The survivors of the death camps were once again marginalized and dehumanized after the war. They became the spoils of war that no one wanted to claim. Let me repeat that. NO ONE WANTED THEM. No country stepped up to the plate and said, "We bear witness to their suffering and need and will offer them safe harbour." Not one allied nation changed their immigration laws or quotas to accept the Jews. In fact, a Gallop poll taken in 1946 asked Canadians what group of immigrants did they did not want to accept;. 49% responded Jews. Only 34% were against allowing German immigration.

Let us not delude ourselves in thinking that the proposal for a Jewish state in the British Mandate of Palestine was born of humanitarian motives. It was seen as the perfect solution to a displaced disposal people that no one wanted to take in. Not in my neighborhood was the overwhelming sentiment of the world. The first and only time the Soviets voted for a pro-Israeli UN Resolution was in the creation of the Jewish state. Truth be told; they like others, had no desire for their Jewish nationals to be returned and probably speculated that the Arab population would wipe them off the map and end a potential source of dissent for generations to come. Hence, another miracle was born was born when the Star of David rose once again over Eretz Yisrael.

But what of 2005 and what has the holocaust taught us? Very little I surmise otherwise the world would not have tolerated the Soviet Gulag, the killing fields of Cambodia, Somalia, Rwanda, and Sudan. Or allowed Eretz Israel to become a battleground for a people whose leaders preach genocide and whose rallying cry is "Death to the Jews." The very fact that a United Nations International Court of Justice ruled that a fence/wall designed to protect Israeli life and limbs but causes Palestinian inconvenience is one of the gravest miscarriages of justice and is nothing more than a modern later day pogrom.
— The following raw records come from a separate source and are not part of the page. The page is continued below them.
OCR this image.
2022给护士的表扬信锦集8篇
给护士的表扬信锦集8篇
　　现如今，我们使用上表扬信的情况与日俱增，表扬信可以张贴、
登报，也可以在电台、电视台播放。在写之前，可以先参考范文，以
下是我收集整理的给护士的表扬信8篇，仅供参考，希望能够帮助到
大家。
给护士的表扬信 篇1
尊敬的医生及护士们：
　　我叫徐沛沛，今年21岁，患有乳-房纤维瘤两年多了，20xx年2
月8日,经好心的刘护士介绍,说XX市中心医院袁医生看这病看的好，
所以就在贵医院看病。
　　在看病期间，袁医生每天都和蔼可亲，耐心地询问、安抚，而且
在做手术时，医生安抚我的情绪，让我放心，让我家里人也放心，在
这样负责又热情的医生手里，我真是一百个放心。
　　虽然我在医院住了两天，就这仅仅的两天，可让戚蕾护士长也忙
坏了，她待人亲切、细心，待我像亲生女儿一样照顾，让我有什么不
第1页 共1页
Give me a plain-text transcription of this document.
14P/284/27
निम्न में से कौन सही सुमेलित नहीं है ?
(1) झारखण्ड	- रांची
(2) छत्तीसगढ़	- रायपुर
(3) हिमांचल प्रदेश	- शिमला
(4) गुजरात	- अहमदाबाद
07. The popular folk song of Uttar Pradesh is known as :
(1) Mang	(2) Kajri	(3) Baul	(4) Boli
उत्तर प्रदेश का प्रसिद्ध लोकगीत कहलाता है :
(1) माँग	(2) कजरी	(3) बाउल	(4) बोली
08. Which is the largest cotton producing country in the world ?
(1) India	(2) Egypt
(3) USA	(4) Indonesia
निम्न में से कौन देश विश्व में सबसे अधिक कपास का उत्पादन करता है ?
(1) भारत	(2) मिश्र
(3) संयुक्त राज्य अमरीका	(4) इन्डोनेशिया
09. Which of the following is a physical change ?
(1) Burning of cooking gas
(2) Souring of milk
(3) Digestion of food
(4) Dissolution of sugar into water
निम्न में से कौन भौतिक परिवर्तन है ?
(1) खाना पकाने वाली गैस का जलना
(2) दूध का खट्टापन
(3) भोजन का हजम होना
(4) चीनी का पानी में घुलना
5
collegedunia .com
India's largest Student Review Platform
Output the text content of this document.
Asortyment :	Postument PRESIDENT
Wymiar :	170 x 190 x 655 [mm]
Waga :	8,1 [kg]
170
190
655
No matter where you look, how far or wide, the pogroms against the Jews have not passed away. Even in my own Canada, there are voices among Christian churches and universities calling forth for the financial divestment of funds in Israel and their cries grow ever louder. When a former Prime Minister of Israel is not allowed to speak at a Canadian University or when a prominent Canadian university allows a faculty to sponsor an Israel-Apartheid Week wherein Israelis are demonized and equated with murdering racists is no more than the blood libels of the past brought forth in modern guise.